Schwester Kringel kommt wieder. »Die Familie, wo das Telefon steht, ist zwar da, aber deine Mutter nicht«, verkündet sie mir mitleidig.
»De pennoch!«
»Soll ich sie später noch einmal anrufen?«
»Nee, danke, brauchnSe ni! Da kommeh nischt Nuzzbringndes raus!«
»Was ist denn mit ihr los?«, will Frau Christoph wissen.
»Ach, dasisbeirr soübich. Außerdem kannsess ni ertragn, dassch wieder flügge werde unihr davonflattre.«
»Klingt ja schlimm! Aber schon, als sie eingeliefert wurden, war uns klargeworden, dass da einiges schief läuft.«
»Genau! Und daum willichs jetze beendn! Unner Herr Fach würd mich ja mitnehmn.«
Sie bleibt aber auf ihrem Verbot sitzen, erzählt mir was von Verantwortung, die sie dafür trüge. Und sie sei sich darüber nicht im Klaren, wo ich das Wochenende bleibe. Und dass ich zu meinen Freunden ziehen könne, wäre ihr nicht sicher genug. Und bla-bla-bla.

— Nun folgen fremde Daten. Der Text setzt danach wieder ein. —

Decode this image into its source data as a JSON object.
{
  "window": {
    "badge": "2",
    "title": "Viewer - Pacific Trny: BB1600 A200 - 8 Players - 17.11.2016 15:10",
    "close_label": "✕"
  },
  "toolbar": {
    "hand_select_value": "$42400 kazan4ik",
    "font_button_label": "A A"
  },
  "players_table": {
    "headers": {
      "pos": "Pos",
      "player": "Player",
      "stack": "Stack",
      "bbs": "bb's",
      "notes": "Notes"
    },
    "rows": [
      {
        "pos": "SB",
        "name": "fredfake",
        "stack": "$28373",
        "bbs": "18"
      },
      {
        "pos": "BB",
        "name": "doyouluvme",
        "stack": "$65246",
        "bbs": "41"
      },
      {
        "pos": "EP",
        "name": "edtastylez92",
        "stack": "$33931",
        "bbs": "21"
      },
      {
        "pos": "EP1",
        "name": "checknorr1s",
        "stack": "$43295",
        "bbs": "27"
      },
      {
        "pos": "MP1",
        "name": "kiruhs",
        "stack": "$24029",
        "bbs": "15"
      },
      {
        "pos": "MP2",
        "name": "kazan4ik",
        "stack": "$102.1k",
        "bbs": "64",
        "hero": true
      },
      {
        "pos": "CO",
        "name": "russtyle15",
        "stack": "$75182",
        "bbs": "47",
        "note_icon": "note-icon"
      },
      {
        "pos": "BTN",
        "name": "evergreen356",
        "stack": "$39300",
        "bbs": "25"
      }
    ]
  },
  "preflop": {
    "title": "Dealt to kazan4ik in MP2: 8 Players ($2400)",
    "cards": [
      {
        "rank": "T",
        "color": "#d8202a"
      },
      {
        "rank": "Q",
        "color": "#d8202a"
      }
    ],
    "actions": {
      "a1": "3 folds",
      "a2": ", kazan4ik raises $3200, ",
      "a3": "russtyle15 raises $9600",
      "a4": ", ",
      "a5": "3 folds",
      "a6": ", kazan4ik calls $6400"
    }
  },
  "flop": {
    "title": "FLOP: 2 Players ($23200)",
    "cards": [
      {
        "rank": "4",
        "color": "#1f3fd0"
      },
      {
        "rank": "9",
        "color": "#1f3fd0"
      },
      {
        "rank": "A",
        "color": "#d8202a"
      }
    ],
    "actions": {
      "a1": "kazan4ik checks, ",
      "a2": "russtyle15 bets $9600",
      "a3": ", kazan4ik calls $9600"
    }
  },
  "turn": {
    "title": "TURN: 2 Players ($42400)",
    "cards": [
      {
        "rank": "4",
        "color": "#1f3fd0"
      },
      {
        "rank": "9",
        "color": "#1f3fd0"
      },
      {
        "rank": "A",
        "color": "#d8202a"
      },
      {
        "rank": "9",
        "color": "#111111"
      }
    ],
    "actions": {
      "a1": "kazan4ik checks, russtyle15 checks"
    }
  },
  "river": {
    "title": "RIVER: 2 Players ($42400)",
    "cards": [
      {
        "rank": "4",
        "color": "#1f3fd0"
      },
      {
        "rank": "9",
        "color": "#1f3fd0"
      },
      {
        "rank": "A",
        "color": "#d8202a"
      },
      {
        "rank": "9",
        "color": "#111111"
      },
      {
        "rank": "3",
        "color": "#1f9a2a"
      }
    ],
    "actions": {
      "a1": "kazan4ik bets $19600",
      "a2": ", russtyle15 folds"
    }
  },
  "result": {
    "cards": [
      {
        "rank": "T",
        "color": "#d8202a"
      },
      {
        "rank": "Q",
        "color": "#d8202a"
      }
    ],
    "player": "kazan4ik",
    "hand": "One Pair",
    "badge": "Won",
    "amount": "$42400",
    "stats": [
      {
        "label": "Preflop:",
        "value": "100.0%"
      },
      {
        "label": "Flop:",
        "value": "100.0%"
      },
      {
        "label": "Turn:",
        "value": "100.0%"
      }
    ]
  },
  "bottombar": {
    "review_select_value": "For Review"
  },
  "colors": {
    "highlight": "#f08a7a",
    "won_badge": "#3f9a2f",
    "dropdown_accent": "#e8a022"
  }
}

Dabei scheint sie aber zu vergessen, dass es in Zittau auch Brücken gibt.
»Nächse Woche off alle Fälle!«, verabschiede ich mich von Herrn Fach und seinem Sohn, als die Christoph verschwunden ist. Dann gehe ich wutentbrannt eine rauchen.
*
Nach dem Mittagessen halte ich keine Verdauungsruhe, sondern schreibe einen Brief mit der Aufschrift »dringend« an Mascha und Kulle. In ihm lege ich ihnen meine Bitte dar, dass sie in der nächsten Woche herkommen, damit ich wieder Urlaub kriege.
Hoffentlich tun sie es.
*
Nachmittag.
Draußen ist es sonnig. Eine sehr gute Gelegenheit, Pigmente zu haschen und dabei was für die Lauffertigkeiten zu tun.
Ich teile es Pfleger Helmut mit.
»Eine rauchen?«, will er wissen.
»Nee, nee, übn. Daheeme hättichs ouch gemacht, also übertage ichsoff hier!«
»Im Gelände?«, fragt er nun erstaunt.